Saturday, July 29, 2017

The Trust Factor is Key to High Performing Teams

The Trust Factor is Key to High Performing TeamsLeaders, from every time period in history, have tried to figure out how to create the perfect team. In modern times, this quest has led to everything from “scientific management” to Lean Six Sigma and foosball tables at work. The Trust Factor: The Science of Creating High-Performance Companies doesn’t argue that these things might help a team, but this book’s focus is on something deeper. The Trust Factor looks at the psychology behind high-performance organizations and helps companies aspiring to be high-performance close the gap using the “trust factor”.

What is The Trust Factor About?

Many leaders in trying to avoid this trap of under-performance try a variety of strategies: “Employee of the Month” parking spots, formal awards, stock options, higher pay, promotion, Employee Relations departments, newsletters, and more. These tools, Paul J. Zak, have their place, but they are focused on the mistaken assumption that workers are primarily driven to great work by external things (money, status, title, etc.)

The problem with this assumption is that it doesn’t work, according to research.

Although workers need money to buy the things they want or need, money is actually a low-level motivator for doing amazing work. That goes for “Employee of the Day” parking spot or picture, the new title, or the increase in salary. The warm and fuzzy feeling that happens when workers get these external things doesn’t last. Something stronger has to be present in the work culture to make it a high-performing team.

What leaders are missing, says author Paul J. Zak, is the internal component that has to accompany external rewards like money or trophies to transform an “I’m just here to get a paycheck” worker to a worker dedicated to the job. That internal component, according to Zak, is trust.

The Trust Factor doesn’t focus on building trust in an abstract way, however. Zak argues that people trust, in part, because of oxytocin. Oxytocin, known as the “trust hormone” or “love hormone”, is released in moments of social bonding. Increasing oxytocin raises the sense of trust between two or more people. As expected, high-performing organizations proactively reinforce the flow of oxytocin through their organization’s day-to-day activities.

To reach the high-performing level, The Trust Factor suggests, average-performing business should reinforce their own oxytocin. Businesses that want to achieve a similar success have to start at the ground level, one experiment at a time.
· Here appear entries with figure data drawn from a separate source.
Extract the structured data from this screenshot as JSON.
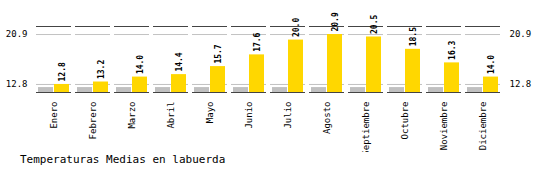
{
  "chart_data": {
    "type": "bar",
    "title": "Temperaturas Medias en labuerda",
    "categories": [
      "Enero",
      "Febrero",
      "Marzo",
      "Abril",
      "Mayo",
      "Junio",
      "Julio",
      "Agosto",
      "Septiembre",
      "Octubre",
      "Noviembre",
      "Diciembre"
    ],
    "series": [
      {
        "color": "#C0C0C0",
        "values": [
          12.3,
          12.3,
          12.3,
          12.3,
          12.3,
          12.3,
          12.3,
          12.3,
          12.3,
          12.3,
          12.3,
          12.3
        ]
      },
      {
        "color": "#FFD700",
        "values": [
          12.8,
          13.2,
          14.0,
          14.4,
          15.7,
          17.6,
          20.0,
          20.9,
          20.5,
          18.5,
          16.3,
          14.0
        ],
        "value_labels": [
          "12.8",
          "13.2",
          "14.0",
          "14.4",
          "15.7",
          "17.6",
          "20.0",
          "20.9",
          "20.5",
          "18.5",
          "16.3",
          "14.0"
        ],
        "data_labels": true
      }
    ],
    "ylim": [
      11.5,
      22.2
    ],
    "yticks": [
      12.8,
      20.9
    ],
    "y2lim": [
      11.5,
      22.2
    ],
    "y2ticks": [
      12.8,
      20.9
    ],
    "grid": true
  }
}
Paul Zak, Ph.D., also known as “Dr. Love”, is an author, researcher, and professor of economics, psychology, and management who holds a doctoral degree in Economics and post-graduate training in neuroscience. Dr. Zak is also a founding director of the Center for Neuroeconomics, the president of ZestX (a neuroscience research company that provides insights for consumer-oriented companies) and co-founder of Ofactor (a neuroscience research company that provides insight into management and leadership performance). Dr. Zak is credited with the first publishing of the term “neuroeconomics”, a field that combines insights from neuroscience, psychology, and economics.

What Was Best About The Trust Factor?

Dr. Zak backs up his assertion in The Trust Factor that “soft skills” can be managed with the precision of a scientist with research told in an accessible manner. This reinforces the book’s central principle that management should involve proactive experiments that focus on building trust. The book provides concrete steps that leaders can implement within minutes of reading the book to help reach their own (and the book’s) purpose.

What Could Have Been Done Differently?

The Trust Factor does an excellent job of taking actionable research out of the lab and into the world of work. The one thing that could help The Trust Factor even further is a discussion on time prioritization regarding the experiments. The book throws a lot of really helpful ideas at their readers but readers may need help in prioritizing and integrating the book’s ideas into a manageable schedule that busy managers can follow.

Why Read The Trust Factor?

The Trust Factor will best serve every kind of leader. For businesses perform better and think that trust is the issue, the book offers specific questions and actionable steps for leadership to experiment with to achieve greater performance. For high-performing business, this book provides the same questions and actionable steps. The difference is in the perspective. A high-performing business can use The Trust Factor to help refine their performance even further by reviewing areas the business could improve its “soft skills” based on the assessments and questions to fuel more ideas to experiment with.